I have 2 approaches to do the same thing, but Azure has deprecated the one that works, and the other method doesn't work.
The approach that works, but is deprecated:
I store my PFX in Azure Key Vault Secrets. (when I create the secret I see a warning stating that this feature is deprecated)
and use the following code to retrieve it to create my certificate:
SecretBundle secret = await keyVaultClient.GetSecretAsync(keyVaultUrl, "MyCert-Secret");
X509Certificate2Collection exportedCertCollection = new X509Certificate2Collection();
exportedCertCollection.Import(Convert.FromBase64String(secret.Value));
X509Certificate2 certFromSecret = exportedCertCollection.Cast<X509Certificate2>().Single(s => s.HasPrivateKey);
credits to this answer
I'm able to use this certificate to host and access my application successfully.

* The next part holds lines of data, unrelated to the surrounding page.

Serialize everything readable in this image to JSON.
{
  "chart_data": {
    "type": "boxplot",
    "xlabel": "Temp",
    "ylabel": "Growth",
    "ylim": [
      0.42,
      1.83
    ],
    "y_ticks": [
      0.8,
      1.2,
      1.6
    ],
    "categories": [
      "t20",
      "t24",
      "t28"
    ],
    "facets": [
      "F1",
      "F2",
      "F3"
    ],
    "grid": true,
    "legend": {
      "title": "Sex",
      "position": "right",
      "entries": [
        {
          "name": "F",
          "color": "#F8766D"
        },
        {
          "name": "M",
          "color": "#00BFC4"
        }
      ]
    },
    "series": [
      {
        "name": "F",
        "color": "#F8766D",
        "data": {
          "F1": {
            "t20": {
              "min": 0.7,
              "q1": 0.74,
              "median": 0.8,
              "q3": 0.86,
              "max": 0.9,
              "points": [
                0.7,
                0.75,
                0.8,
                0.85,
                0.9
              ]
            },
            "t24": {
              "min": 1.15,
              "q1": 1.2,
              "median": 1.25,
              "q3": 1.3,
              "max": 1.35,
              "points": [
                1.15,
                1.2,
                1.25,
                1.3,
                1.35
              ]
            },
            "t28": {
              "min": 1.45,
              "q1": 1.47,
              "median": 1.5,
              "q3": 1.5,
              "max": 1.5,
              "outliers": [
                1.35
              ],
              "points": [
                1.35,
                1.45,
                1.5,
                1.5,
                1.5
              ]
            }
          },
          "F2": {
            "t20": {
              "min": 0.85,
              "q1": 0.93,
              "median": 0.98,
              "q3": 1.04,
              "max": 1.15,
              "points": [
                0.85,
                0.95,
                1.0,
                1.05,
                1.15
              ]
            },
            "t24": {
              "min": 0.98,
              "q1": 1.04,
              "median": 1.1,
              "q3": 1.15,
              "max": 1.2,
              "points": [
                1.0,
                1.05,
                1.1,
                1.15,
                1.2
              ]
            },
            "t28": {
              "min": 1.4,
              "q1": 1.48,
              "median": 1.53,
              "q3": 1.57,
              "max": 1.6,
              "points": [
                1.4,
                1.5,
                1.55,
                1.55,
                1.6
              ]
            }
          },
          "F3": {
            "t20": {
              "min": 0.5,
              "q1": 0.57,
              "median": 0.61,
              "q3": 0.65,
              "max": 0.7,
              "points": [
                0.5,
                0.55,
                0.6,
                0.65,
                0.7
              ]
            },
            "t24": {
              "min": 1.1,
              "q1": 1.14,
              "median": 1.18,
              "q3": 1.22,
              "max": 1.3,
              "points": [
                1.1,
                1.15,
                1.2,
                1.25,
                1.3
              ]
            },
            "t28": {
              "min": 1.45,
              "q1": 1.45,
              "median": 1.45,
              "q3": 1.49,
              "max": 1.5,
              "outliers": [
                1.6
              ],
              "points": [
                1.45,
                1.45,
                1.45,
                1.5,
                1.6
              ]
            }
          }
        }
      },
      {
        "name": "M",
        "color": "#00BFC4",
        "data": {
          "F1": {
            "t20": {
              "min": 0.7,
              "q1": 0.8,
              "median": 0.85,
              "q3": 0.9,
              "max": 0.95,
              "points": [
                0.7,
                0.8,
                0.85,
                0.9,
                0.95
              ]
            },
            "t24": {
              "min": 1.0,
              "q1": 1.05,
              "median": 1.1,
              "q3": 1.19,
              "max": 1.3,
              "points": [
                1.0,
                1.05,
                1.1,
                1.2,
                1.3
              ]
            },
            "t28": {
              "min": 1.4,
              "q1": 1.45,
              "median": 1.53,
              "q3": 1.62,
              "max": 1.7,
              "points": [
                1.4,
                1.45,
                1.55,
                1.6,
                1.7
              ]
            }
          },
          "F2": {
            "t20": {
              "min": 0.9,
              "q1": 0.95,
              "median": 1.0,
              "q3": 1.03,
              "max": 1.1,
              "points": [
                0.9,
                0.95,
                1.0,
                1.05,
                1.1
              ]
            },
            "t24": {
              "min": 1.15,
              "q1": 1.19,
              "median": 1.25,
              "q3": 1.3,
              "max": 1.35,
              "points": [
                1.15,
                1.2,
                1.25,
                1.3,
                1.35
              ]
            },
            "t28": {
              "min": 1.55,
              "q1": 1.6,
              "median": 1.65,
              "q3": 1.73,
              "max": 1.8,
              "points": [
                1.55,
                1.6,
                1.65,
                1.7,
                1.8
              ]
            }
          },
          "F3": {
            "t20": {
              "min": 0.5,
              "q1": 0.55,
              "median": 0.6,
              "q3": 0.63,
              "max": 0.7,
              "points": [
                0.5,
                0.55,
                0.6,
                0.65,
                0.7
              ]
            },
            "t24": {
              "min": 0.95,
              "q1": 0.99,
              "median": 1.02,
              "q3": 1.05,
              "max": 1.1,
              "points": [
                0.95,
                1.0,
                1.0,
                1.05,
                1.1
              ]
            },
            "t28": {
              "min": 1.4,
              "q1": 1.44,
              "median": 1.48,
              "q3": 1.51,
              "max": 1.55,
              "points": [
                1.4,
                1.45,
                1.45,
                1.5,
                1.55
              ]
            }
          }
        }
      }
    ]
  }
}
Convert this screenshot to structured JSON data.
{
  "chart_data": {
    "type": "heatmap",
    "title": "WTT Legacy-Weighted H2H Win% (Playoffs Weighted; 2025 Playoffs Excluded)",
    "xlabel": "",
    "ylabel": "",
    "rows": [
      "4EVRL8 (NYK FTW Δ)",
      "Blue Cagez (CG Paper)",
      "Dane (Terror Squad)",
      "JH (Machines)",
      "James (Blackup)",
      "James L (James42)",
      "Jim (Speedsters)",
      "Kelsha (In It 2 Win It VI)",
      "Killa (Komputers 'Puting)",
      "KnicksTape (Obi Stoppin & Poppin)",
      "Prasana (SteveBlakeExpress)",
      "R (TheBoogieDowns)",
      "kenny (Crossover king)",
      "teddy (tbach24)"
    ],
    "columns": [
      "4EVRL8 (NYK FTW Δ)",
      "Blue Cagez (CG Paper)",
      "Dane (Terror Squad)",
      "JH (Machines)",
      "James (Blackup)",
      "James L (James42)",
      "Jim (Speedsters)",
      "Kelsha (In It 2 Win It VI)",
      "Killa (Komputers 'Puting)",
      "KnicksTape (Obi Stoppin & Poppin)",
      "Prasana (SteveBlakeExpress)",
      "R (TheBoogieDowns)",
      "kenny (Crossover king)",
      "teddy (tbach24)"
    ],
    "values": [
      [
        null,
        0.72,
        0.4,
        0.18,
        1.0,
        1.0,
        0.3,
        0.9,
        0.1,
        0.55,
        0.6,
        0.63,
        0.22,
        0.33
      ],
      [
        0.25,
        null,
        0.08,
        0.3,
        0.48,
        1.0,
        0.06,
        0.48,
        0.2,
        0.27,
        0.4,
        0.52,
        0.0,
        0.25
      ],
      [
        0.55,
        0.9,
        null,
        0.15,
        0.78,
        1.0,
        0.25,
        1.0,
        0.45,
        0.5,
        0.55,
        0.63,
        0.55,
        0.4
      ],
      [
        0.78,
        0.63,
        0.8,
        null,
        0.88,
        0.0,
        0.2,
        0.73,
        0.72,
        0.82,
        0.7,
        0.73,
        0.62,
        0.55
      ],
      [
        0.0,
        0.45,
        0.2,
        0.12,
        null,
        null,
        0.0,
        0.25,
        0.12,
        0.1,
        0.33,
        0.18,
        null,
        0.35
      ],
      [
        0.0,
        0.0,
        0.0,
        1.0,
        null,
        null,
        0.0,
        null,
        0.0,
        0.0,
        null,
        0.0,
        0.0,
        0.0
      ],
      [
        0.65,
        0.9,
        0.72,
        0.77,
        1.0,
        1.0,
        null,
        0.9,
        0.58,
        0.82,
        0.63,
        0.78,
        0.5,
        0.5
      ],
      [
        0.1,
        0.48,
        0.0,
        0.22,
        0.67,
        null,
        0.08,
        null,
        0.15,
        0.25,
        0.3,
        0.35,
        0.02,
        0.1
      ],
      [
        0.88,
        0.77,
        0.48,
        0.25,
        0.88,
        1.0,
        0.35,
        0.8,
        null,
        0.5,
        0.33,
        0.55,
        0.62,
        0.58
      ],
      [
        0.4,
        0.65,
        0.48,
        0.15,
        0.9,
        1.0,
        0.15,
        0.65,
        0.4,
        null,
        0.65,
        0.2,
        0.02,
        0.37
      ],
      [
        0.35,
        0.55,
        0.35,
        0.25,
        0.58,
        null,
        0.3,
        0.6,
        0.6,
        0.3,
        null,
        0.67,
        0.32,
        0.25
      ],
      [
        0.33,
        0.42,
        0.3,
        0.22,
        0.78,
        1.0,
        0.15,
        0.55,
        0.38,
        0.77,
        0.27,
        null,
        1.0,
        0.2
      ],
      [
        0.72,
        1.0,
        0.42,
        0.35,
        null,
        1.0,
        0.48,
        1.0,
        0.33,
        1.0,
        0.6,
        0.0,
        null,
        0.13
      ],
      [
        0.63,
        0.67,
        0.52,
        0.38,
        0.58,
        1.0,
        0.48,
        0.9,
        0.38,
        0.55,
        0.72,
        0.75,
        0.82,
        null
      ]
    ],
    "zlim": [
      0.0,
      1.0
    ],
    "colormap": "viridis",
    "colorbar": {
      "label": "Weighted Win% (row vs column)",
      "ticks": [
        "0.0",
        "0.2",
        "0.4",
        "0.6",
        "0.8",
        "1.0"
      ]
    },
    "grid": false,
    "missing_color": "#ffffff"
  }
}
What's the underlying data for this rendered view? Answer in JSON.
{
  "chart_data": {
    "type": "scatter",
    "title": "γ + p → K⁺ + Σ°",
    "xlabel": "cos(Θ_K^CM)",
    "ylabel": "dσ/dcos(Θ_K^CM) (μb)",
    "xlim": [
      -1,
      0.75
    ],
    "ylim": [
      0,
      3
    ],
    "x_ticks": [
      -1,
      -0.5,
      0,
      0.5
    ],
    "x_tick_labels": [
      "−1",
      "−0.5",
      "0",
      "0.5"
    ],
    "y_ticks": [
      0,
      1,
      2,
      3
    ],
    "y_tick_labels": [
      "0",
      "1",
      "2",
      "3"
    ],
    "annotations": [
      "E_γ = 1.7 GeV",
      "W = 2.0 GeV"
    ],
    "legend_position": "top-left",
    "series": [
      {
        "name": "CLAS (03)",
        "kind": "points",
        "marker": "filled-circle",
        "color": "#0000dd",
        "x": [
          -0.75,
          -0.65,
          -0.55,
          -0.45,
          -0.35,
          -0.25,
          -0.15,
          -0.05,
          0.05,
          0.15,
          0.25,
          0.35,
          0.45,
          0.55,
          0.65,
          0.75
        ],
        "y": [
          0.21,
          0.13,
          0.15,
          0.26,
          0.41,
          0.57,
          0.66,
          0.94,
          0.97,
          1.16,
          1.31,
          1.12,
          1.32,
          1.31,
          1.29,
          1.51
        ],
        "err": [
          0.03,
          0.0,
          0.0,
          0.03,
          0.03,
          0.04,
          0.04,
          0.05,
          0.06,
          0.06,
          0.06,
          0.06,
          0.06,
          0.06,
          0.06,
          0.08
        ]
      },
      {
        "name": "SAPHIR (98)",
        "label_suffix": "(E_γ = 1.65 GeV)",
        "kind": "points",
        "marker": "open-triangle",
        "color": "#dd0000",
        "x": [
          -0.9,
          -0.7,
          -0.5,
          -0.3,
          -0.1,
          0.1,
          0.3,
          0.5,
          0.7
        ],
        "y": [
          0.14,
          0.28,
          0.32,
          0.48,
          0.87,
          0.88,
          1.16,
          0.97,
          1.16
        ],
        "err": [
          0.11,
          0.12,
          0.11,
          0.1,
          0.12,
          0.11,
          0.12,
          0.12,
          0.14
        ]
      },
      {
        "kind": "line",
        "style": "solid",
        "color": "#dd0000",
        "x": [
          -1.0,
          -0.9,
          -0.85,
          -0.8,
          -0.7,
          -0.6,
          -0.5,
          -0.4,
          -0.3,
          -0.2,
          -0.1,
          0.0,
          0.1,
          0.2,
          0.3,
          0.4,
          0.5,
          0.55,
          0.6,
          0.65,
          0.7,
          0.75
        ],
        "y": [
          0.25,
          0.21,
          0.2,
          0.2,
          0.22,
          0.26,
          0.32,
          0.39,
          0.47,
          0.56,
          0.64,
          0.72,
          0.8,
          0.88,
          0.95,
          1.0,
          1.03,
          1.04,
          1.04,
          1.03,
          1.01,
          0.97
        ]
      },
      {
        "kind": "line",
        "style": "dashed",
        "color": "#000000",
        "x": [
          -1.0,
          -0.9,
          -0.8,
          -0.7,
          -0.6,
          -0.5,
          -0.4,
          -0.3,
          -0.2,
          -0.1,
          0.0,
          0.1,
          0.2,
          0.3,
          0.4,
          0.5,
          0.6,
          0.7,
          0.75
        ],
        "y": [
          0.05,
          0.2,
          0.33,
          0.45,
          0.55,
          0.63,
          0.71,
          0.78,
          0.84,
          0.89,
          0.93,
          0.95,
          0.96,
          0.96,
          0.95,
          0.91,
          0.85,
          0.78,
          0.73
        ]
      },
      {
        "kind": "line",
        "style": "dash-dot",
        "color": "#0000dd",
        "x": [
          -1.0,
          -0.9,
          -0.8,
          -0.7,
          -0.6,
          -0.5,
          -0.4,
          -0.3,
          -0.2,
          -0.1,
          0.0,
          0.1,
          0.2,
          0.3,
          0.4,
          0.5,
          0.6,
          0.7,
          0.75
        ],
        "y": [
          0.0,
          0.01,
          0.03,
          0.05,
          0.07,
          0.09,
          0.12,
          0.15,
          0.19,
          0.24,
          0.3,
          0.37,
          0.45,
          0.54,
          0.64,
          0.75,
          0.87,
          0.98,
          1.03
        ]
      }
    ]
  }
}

The approach that doesn't work, but I should be using:
I store my certificate in the Azure Key vault Certificates
and use the following code to retrieve it and create the X509Certificate2:
CertificateBundle certificateBundle = await keyVaultClient.GetCertificateAsync(keyVaultUrl, "MyCert-Certificate");
X509Certificate2 certFromCertificate = new X509Certificate2(certificateBundle.Cer);
The problem with this approach is that the certificate does not contain the private key. i.e. certFromCertificate.HasPrivateKey is false.
My Questions
Why does certFromSecret have the PrivateKey, while certFromCertificate doesn't?
How can I retrieve a certificate from the key vault, where I can create a X509Certificate2 object to host my application in Kestrel with UseHttps.